The balcony air was crisp, carrying the scent of rain and exhaust. I gripped the stone railing, finally exhaling the breath I’d been holding since the car ride.

"You read the article," I said, not a question.

"I did. It’s fiction," Emmett said, leaning against the balustrade, watching me rather than the skyline. "Lorenzo is a fool who mistakes noise for power."

"He killed Atlas," I whispered. The confession slipped out before I could stop it. The humiliation of the pregnancy leak was burning, but the loss of my tortoise was the open wound beneath it. "He turned him into a lamp stand."

Emmett didn't laugh. He didn't offer a platitude. He stepped closer, his presence blocking the wind. "I remember a girl at Camp Pine Ridge," he said quietly. "She spent three days splinting the wing of a robin that fell from a nest. Other kids wanted to play capture the flag. She sat in the dirt, feeding it worms with tweezers."

I looked up, startled. The memory was twenty years old, buried under layers of corporate mergers and board meetings. "That was you? The boy who brought me the shoebox?"

"You cried when it flew away," Emmett said, his voice dropping an octave. "Not because you were sad, but because you respected its life. That’s who you are, Iris. You feel the weight of things. Lorenzo... he’s a man who only knows the price of things."

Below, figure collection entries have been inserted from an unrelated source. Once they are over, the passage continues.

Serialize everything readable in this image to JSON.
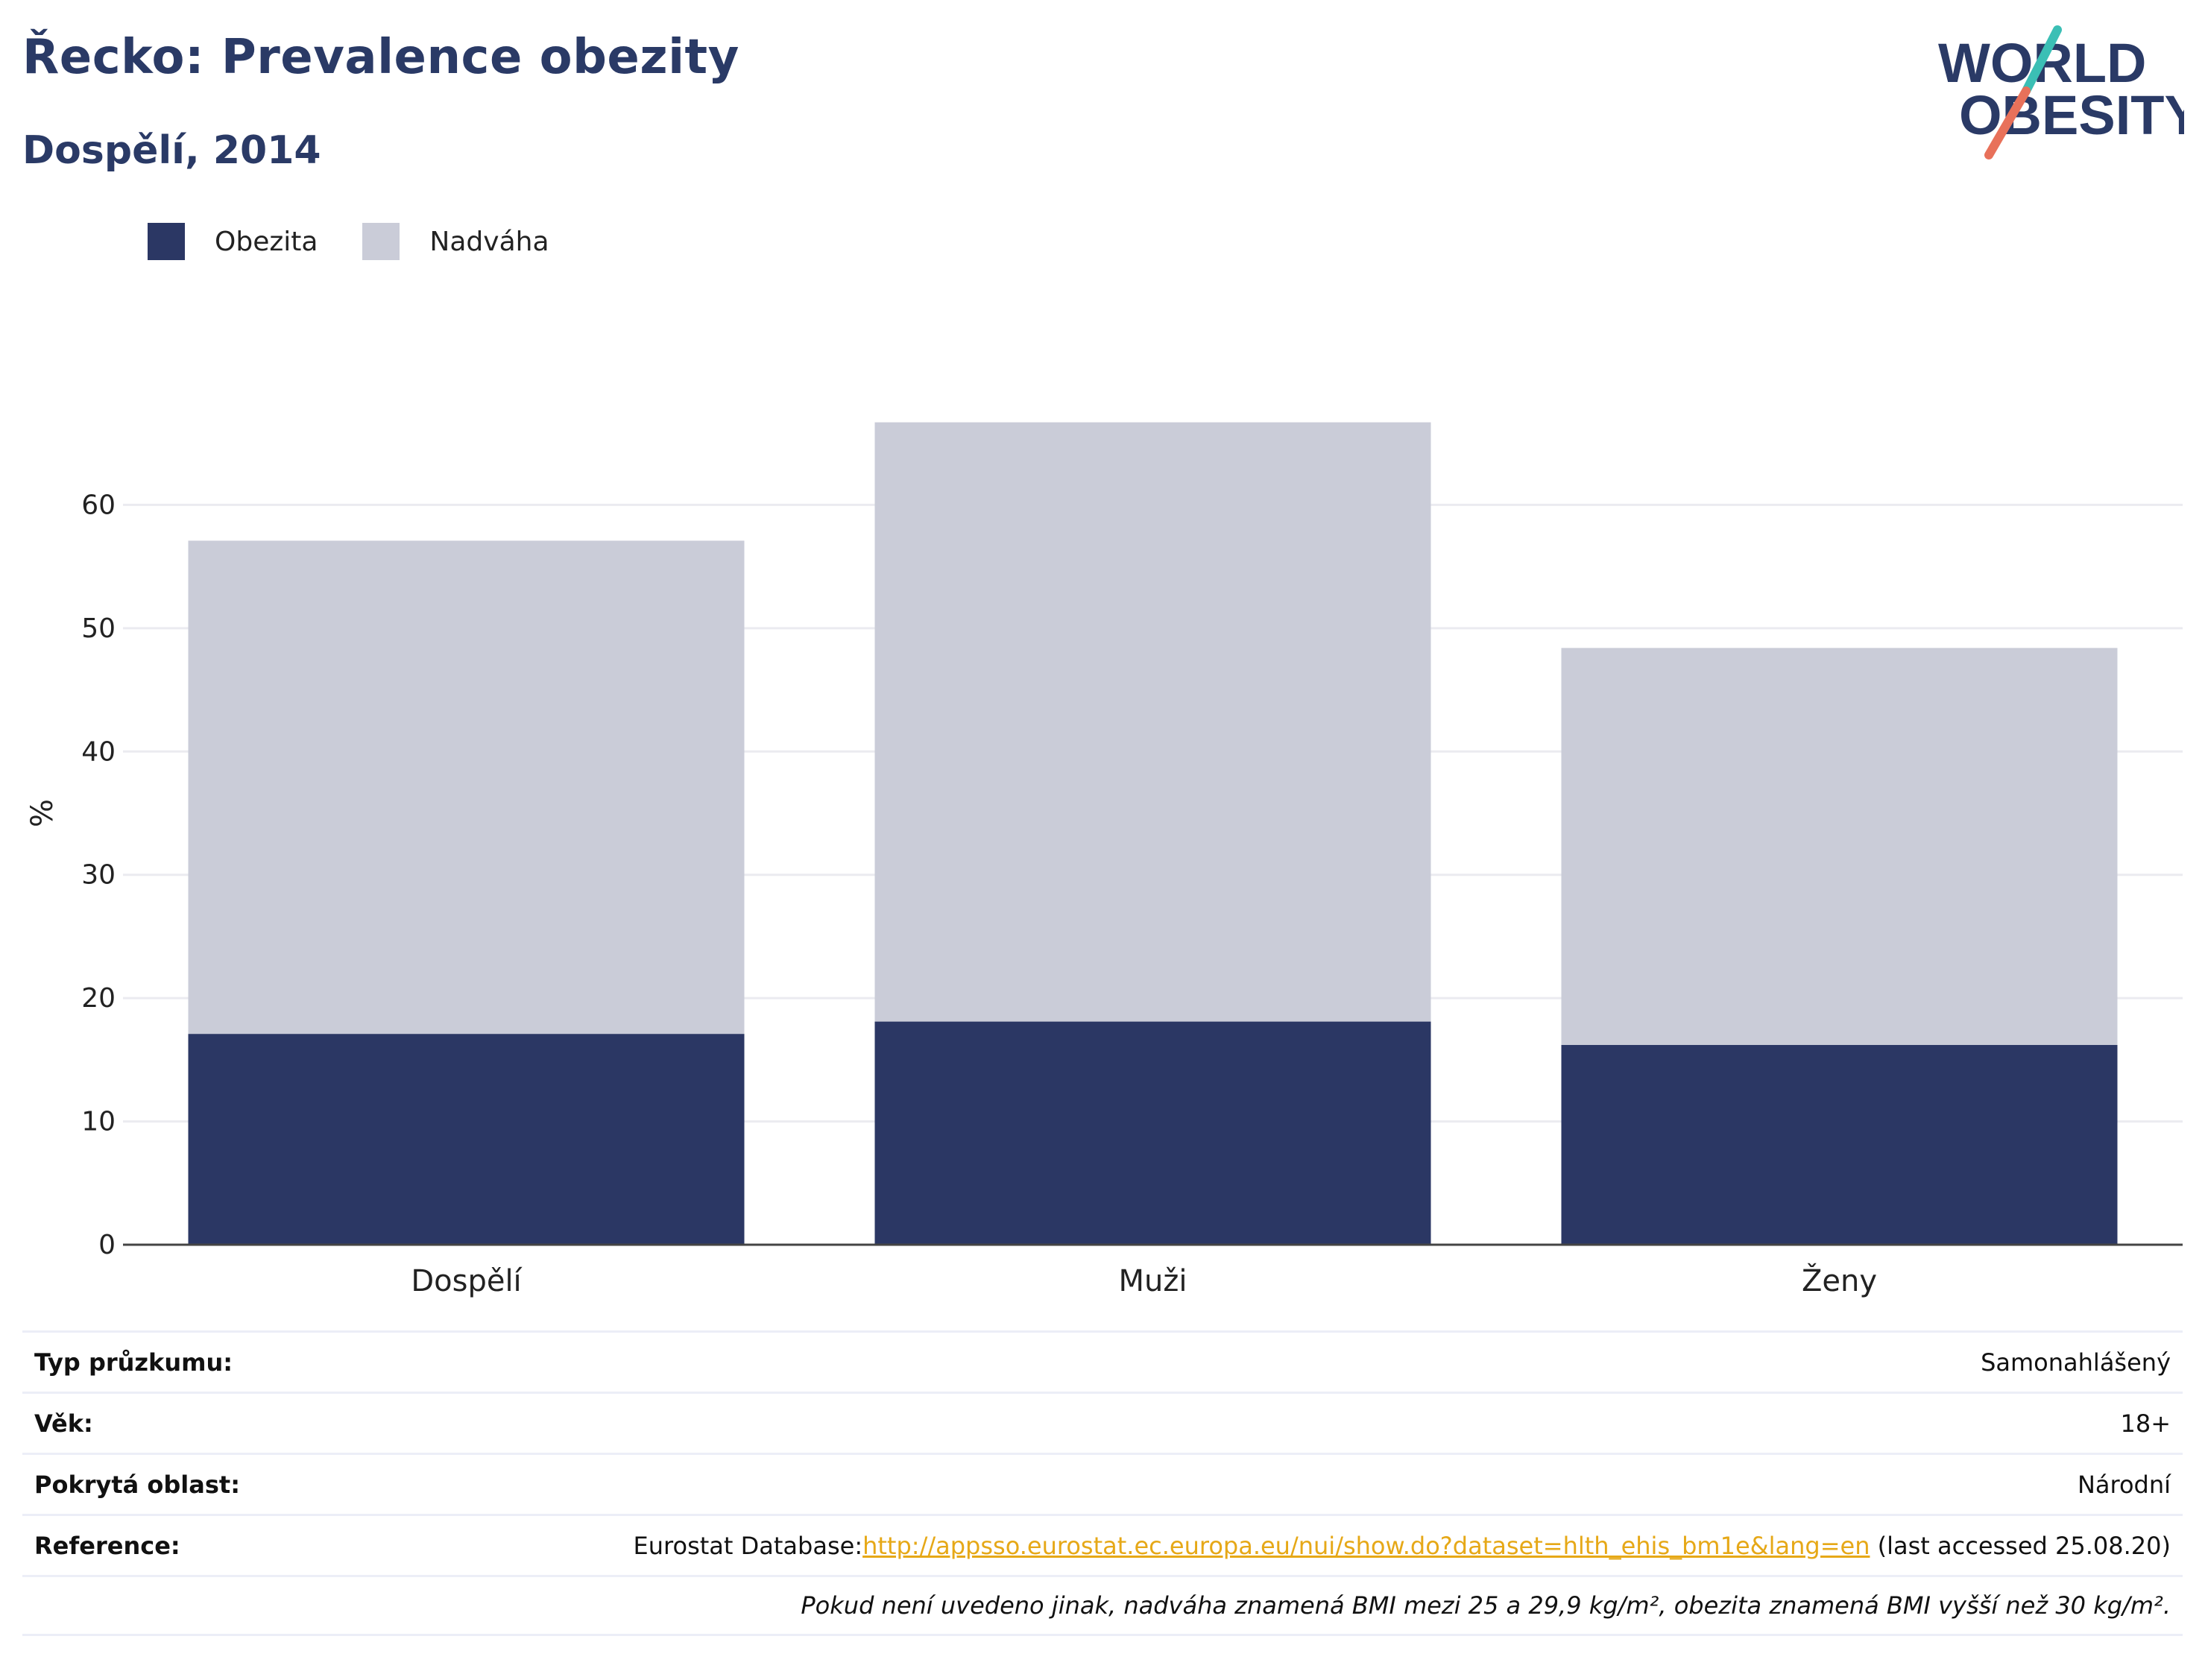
{
  "header": {
    "title": "Řecko: Prevalence obezity",
    "subtitle": "Dospělí, 2014"
  },
  "logo": {
    "line1": "WORLD",
    "line2": "OBESITY",
    "colors": {
      "text": "#2a3a66",
      "slash_top": "#3bbfb5",
      "slash_bottom": "#e8715a"
    }
  },
  "legend": {
    "items": [
      {
        "label": "Obezita",
        "color": "#2b3764"
      },
      {
        "label": "Nadváha",
        "color": "#caccd8"
      }
    ]
  },
  "chart_data": {
    "type": "bar",
    "stacked": true,
    "categories": [
      "Dospělí",
      "Muži",
      "Ženy"
    ],
    "series": [
      {
        "name": "Obezita",
        "values": [
          17.1,
          18.1,
          16.2
        ],
        "color": "#2b3764"
      },
      {
        "name": "Nadváha",
        "values": [
          40.0,
          48.6,
          32.2
        ],
        "color": "#caccd8"
      }
    ],
    "ylabel": "%",
    "ylim": [
      0,
      70
    ],
    "yticks": [
      0,
      10,
      20,
      30,
      40,
      50,
      60
    ],
    "grid": true,
    "legend_position": "top-left"
  },
  "info": {
    "survey_label": "Typ průzkumu:",
    "survey_value": "Samonahlášený",
    "age_label": "Věk:",
    "age_value": "18+",
    "area_label": "Pokrytá oblast:",
    "area_value": "Národní",
    "reference_label": "Reference:",
    "reference_prefix": "Eurostat Database:",
    "reference_link": "http://appsso.eurostat.ec.europa.eu/nui/show.do?dataset=hlth_ehis_bm1e&lang=en",
    "reference_suffix": " (last accessed 25.08.20)",
    "note": "Pokud není uvedeno jinak, nadváha znamená BMI mezi 25 a 29,9 kg/m², obezita znamená BMI vyšší než 30 kg/m²."
  }
}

The validation hit me harder than the cold wind. For days, I had been told I was hysterical, that my grief was misplaced. Emmett Howard, a stranger with a memory from a lifetime ago, saw the truth I was fighting to hold onto.

"Thank you," I managed, my throat tight.

"Don't thank me," Emmett said, his gaze drifting back to the party inside. "Just don't let them break you. You're made of stronger stuff than headlines."

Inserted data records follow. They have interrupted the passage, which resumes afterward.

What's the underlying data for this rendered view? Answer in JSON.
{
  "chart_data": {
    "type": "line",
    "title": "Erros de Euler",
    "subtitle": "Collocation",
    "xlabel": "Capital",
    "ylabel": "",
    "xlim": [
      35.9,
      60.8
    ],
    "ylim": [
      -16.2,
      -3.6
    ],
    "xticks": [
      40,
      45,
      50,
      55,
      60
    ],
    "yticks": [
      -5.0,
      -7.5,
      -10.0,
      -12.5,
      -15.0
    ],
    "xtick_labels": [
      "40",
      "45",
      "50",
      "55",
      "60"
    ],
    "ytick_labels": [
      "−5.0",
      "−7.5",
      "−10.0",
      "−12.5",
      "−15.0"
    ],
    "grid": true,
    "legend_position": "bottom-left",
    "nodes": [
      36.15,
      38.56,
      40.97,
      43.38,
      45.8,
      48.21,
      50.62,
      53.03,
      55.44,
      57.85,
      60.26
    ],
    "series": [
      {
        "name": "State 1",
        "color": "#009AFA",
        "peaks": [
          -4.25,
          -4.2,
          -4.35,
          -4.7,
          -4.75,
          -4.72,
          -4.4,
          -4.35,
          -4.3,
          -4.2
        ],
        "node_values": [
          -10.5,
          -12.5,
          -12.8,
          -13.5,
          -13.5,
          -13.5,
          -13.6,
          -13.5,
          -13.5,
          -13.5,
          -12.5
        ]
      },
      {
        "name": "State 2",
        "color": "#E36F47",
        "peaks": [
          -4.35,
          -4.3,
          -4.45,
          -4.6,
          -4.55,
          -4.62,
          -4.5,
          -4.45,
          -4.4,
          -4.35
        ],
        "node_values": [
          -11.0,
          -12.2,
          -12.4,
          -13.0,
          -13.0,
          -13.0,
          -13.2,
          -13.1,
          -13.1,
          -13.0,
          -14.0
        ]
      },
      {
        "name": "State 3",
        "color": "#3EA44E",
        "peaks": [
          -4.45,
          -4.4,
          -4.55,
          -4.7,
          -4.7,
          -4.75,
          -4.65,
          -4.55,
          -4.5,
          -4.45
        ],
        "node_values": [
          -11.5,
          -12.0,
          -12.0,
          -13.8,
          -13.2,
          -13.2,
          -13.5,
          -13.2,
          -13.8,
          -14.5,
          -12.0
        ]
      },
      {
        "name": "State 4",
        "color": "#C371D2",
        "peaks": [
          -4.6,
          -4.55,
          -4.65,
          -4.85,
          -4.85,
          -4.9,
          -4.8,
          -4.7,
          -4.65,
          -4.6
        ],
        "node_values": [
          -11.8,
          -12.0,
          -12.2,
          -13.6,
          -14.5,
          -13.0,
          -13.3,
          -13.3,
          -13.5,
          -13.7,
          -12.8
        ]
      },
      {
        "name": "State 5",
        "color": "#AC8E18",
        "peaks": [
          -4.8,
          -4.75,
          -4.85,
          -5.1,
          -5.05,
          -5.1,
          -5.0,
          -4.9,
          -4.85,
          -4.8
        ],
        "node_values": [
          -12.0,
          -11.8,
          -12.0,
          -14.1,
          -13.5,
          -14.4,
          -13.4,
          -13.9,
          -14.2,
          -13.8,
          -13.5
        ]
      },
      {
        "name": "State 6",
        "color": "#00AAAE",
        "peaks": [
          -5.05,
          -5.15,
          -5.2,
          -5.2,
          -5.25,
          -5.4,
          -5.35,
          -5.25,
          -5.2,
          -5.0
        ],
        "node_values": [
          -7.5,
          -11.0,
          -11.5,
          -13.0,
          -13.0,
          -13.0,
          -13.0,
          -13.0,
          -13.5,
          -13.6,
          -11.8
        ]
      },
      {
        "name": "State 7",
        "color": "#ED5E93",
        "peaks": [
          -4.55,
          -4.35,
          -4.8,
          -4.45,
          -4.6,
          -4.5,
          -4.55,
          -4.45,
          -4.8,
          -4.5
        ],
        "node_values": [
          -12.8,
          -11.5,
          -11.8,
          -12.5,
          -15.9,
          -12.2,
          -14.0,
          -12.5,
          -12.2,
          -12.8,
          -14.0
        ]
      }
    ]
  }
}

He left me there, a solitary figure against the city lights. But he had given me something more valuable than comfort. He had given me clarity.

Lorenzo wanted a war of public opinion. He wanted to play dirty with pregnancies and tabloids. But I didn't play in the mud. I owned the ground he stood on.

I pulled my phone from my clutch and dialed Victoria.

"Did you see the article?" she asked immediately.

"I saw it," I said, my voice steel. "They want to talk about the future of the Edwards dynasty? Let’s ensure there isn't one."

"Iris?"

"Execute the hostile takeover," I commanded. "Buy the debt. All of it. Every outstanding loan, every vendor invoice, every line of credit Edwards Corporation has leveraged. I want to own his liabilities by morning."

"That will cost you a fortune in liquidity," Victoria warned. "The markets are volatile."

"I don't care about the cost," I said, looking out at the empire of lights that was my city, not his. "Trigger the recall clauses. If he can't pay the principal immediately—which we know he can't—start seizing assets. I want him to wake up tomorrow owning nothing but that stolen taxidermy."

I hung up. Inside, the music swelled, a waltz for the wealthy. I turned back toward the doors. The grieving widow was gone. The CEO had returned.